I missed Day 6 of the kundalini challenge yesterday. 

I felt it was important to be outside at the farm since that, too, changes my energy.

It was the perfect decision.

Working it! 

Since I missed it yesterday so I did day 6 this am and will do day 7 tonight.

The movements and breathing are very precise.  It is challenging and heat producing and juicy!

My feelings were once again raw and exposed.  The tears were not far behind my eyes but they stayed behind my eyes.

While listening to a behavior researcher, Vanessa Van Edwards, she shared the data on how there is a feedback loop between our facial expressions and our emotions.

If a person smiles, it triggers a response in our emotions that improves our mood, while if a person makes a frown or a mad face, the emotions follow with feelings of sadness and feelings of anger.

Remembering this research, I made a conscious choice to keep a happy expression on my face.  I didn’t want to feel sadness today.  Sometimes sadness can overcome me and if I start crying, I might not be able stop.

I didn’t  want to be overcome with sadness.  I didn’t want to take on that emotion today; although it was my feelings in regards to a situation.
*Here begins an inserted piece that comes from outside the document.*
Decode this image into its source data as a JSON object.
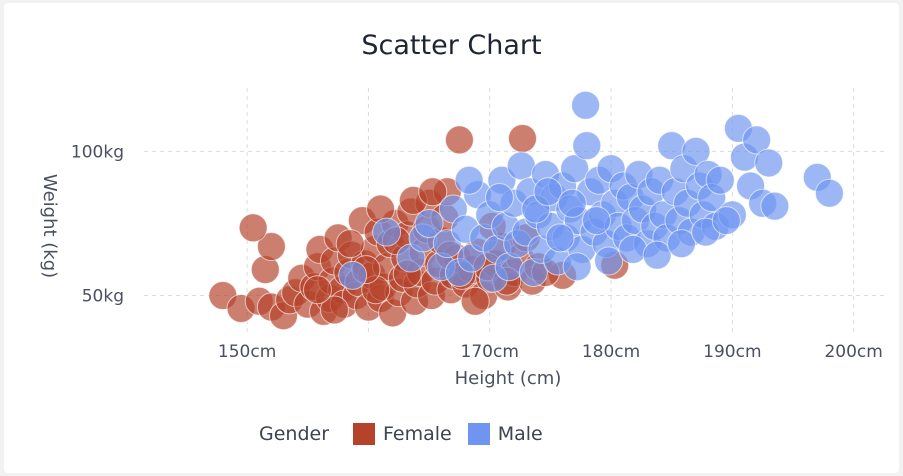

It’s a situation that is in my control but feels out of control.

It’s not comfortable. It’s not resolved.  It’s not pretty or joyful although there is love.

Because I am not ready to remove myself from this situation, I need to have some acceptance that the best is being offered, otherwise, I might feel despair.

So I surrounded my face with smiles.

I enjoyed every minute of the day.

I cooked dinner and it was very yummy.

I did my yoga. I meditated.  I used some moving and breathing techniques to clear some energy and move some energy.

I still want more.

I want more juicy right now.

I want to feel juicy and alive and vibrating.

Today I did not. 

But I stayed healthy. I loved myself in the way I needed and wanted to be loved with what I had and that was plenty. 

Day 7 of Dawn’s 30 Day (Me) Fall in Love with ME Challenge is almost complete for the win. 

I feel more and more love for me every day. 

Yours in love and juicy!

Dawn

#findingthejuicy in quietly redirecting my thoughts, expressions, and energy to consciously choose to feel joyful and juicy.